Bulk Import from S3#

This pipeline leverages Apache NiFi 2.x to extract objects from the VAST Datastore that contain Parquet files. The data is then imported into the VAST Database using the bulk import functionality.

The ingestion process occurs directly on the VAST CNODES, enabling data to flow seamlessly from the Datastore to the Database without passing through the NiFi servers. This direct transfer significantly optimizes the data pipeline by minimizing latency and resource consumption on the NiFi infrastructure.

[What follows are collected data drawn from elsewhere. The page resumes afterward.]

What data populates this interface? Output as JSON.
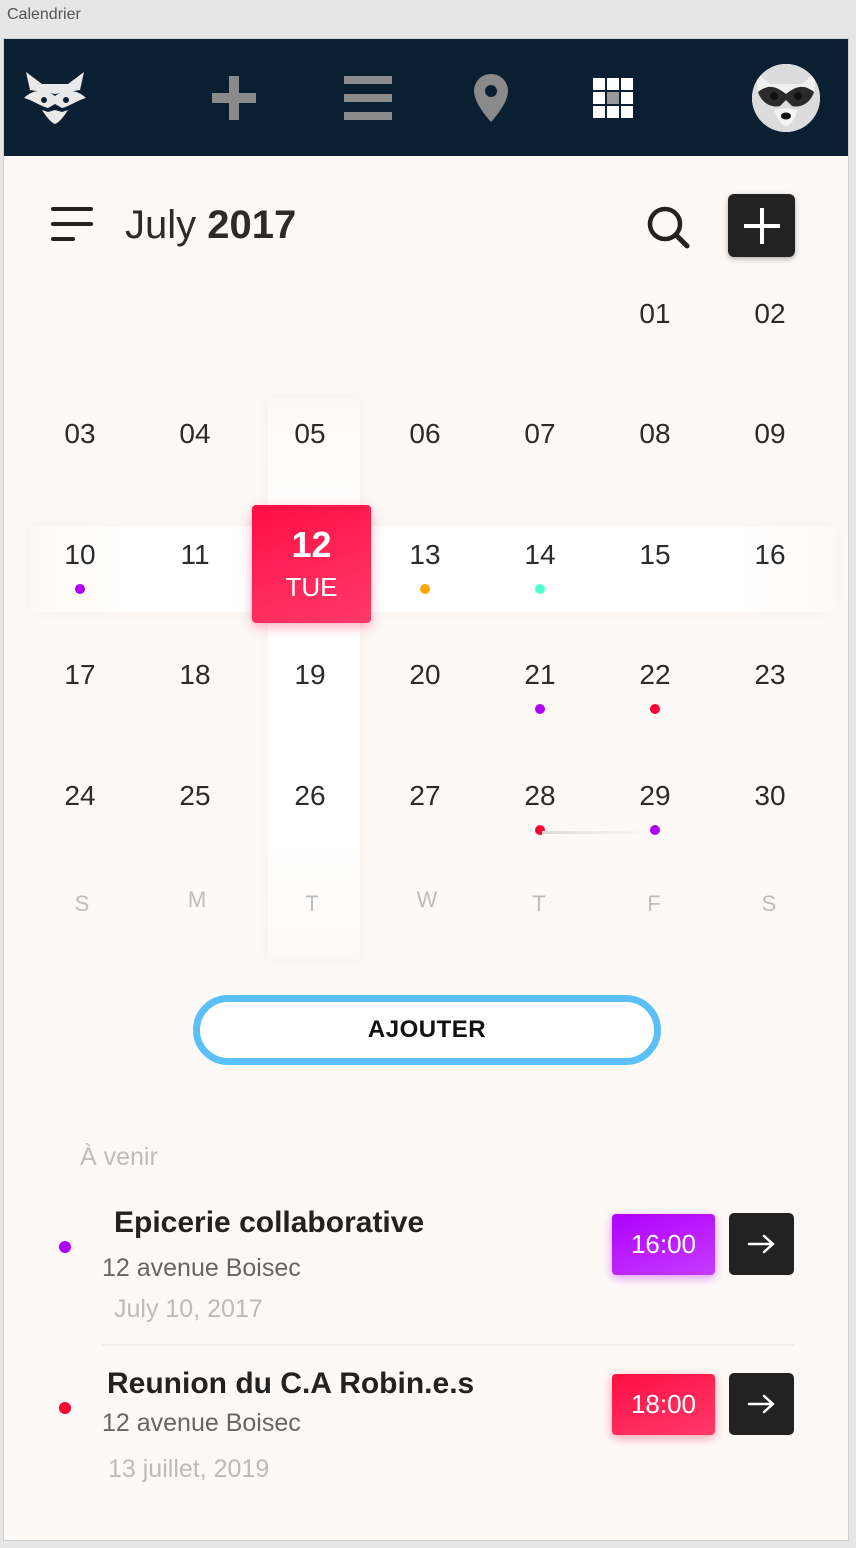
{
  "window": {
    "title": "Calendrier"
  },
  "topbar": {
    "icons": [
      "raccoon-logo-icon",
      "plus-icon",
      "menu-icon",
      "location-pin-icon",
      "grid-icon",
      "avatar"
    ],
    "background": "#0b1f33",
    "icon_color": "#8a8a8a"
  },
  "header": {
    "month": "July",
    "year": "2017"
  },
  "calendar": {
    "days": [
      [
        "",
        "",
        "",
        "",
        "",
        "01",
        "02"
      ],
      [
        "03",
        "04",
        "05",
        "06",
        "07",
        "08",
        "09"
      ],
      [
        "10",
        "11",
        "12",
        "13",
        "14",
        "15",
        "16"
      ],
      [
        "17",
        "18",
        "19",
        "20",
        "21",
        "22",
        "23"
      ],
      [
        "24",
        "25",
        "26",
        "27",
        "28",
        "29",
        "30"
      ]
    ],
    "weekdays": [
      "S",
      "M",
      "T",
      "W",
      "T",
      "F",
      "S"
    ],
    "selected": {
      "day": "12",
      "weekday": "TUE"
    },
    "event_dots": [
      {
        "day": "10",
        "color": "#b000ff"
      },
      {
        "day": "13",
        "color": "#ffa500"
      },
      {
        "day": "14",
        "color": "#4dffd2"
      },
      {
        "day": "21",
        "color": "#b000ff"
      },
      {
        "day": "22",
        "color": "#ff0033"
      },
      {
        "day": "28",
        "color": "#ff0033"
      },
      {
        "day": "29",
        "color": "#b000ff"
      }
    ]
  },
  "add_button": {
    "label": "AJOUTER",
    "border_color": "#5bc0f7"
  },
  "upcoming": {
    "title": "À venir",
    "events": [
      {
        "title": "Epicerie collaborative",
        "address": "12 avenue Boisec",
        "date": "July 10, 2017",
        "time": "16:00",
        "color": "#b000ff"
      },
      {
        "title": "Reunion du C.A Robin.e.s",
        "address": "12 avenue Boisec",
        "date": "13 juillet, 2019",
        "time": "18:00",
        "color": "#ff0033"
      }
    ]
  }
}
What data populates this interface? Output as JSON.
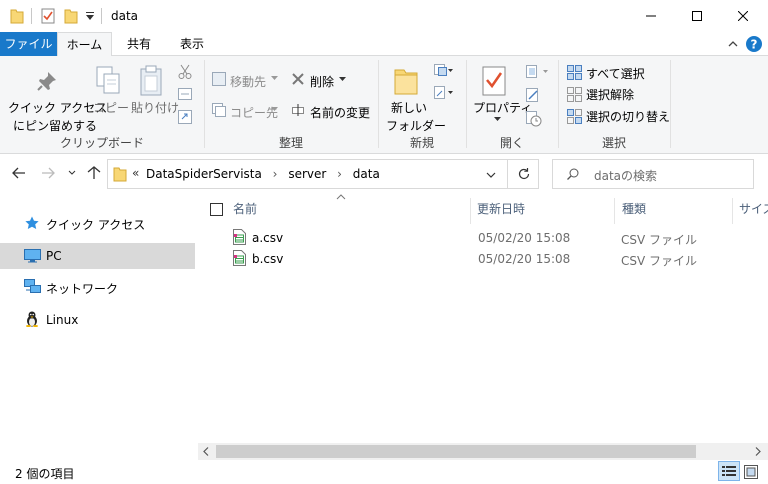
{
  "window": {
    "title": "data"
  },
  "tabs": {
    "file": "ファイル",
    "home": "ホーム",
    "share": "共有",
    "view": "表示"
  },
  "ribbon": {
    "clipboard": {
      "pin_line1": "クイック アクセス",
      "pin_line2": "にピン留めする",
      "copy": "コピー",
      "paste": "貼り付け",
      "group": "クリップボード"
    },
    "organize": {
      "move_to": "移動先",
      "copy_to": "コピー先",
      "delete": "削除",
      "rename": "名前の変更",
      "group": "整理"
    },
    "new": {
      "new_folder_line1": "新しい",
      "new_folder_line2": "フォルダー",
      "group": "新規"
    },
    "open": {
      "properties": "プロパティ",
      "group": "開く"
    },
    "select": {
      "select_all": "すべて選択",
      "select_none": "選択解除",
      "invert": "選択の切り替え",
      "group": "選択"
    }
  },
  "address": {
    "overflow": "«",
    "crumbs": [
      "DataSpiderServista",
      "server",
      "data"
    ],
    "search_placeholder": "dataの検索"
  },
  "nav": {
    "items": [
      {
        "label": "クイック アクセス",
        "icon": "star-icon"
      },
      {
        "label": "PC",
        "icon": "pc-icon",
        "selected": true
      },
      {
        "label": "ネットワーク",
        "icon": "network-icon"
      },
      {
        "label": "Linux",
        "icon": "linux-icon"
      }
    ]
  },
  "list": {
    "columns": {
      "name": "名前",
      "modified": "更新日時",
      "type": "種類",
      "size": "サイズ"
    },
    "files": [
      {
        "name": "a.csv",
        "modified": "05/02/20 15:08",
        "type": "CSV ファイル"
      },
      {
        "name": "b.csv",
        "modified": "05/02/20 15:08",
        "type": "CSV ファイル"
      }
    ]
  },
  "status": {
    "item_count": "2 個の項目"
  },
  "colors": {
    "accent": "#1979ca",
    "folder": "#f8d775",
    "selected": "#d9d9d9"
  }
}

Configure ListS3 Processor
Configure VastDB Processor

Note: This functionality is currently limited to Parquet files.

Overview Flow

ListS3 Processor#

ListS3 Processor

Configure the ListS3 Processor#

Bucket: Specify the name of the S3 bucket you want to monitor for objects.
Prefix: Set the path to your objects within the bucket (e.g., data/parquet/), allowing the processor to list only the files within this directory.
Record Writer: Configure the appropriate Record Writer to format the listed S3 data as needed.
AWS Credential Providers:
- Access Key: Enter your AWS Access Key.
- Secret Key: Enter your AWS Secret Key.
Endpoint Override URL: Set the VAST Datastore S3 endpoint (VIP) and port to connect to the VAST S3-compatible service.

Configure ListS3

ImportVASTDB Processor#

VastDB Processor

Configuring the ImportVASTDB Processor#

VAST DB Endpoint: Specify the endpoint URL for your VAST Database, which will be used to establish the connection.
Credential Provider: Provide the credentials for accessing the VAST Database. Ensure that you have an IAM policy with write permissions defined for these credentials.
Database Schema: Enter the name of the database schema where the data will be imported.
Table Name: Specify the target table name in the VAST Database where the imported data will be stored.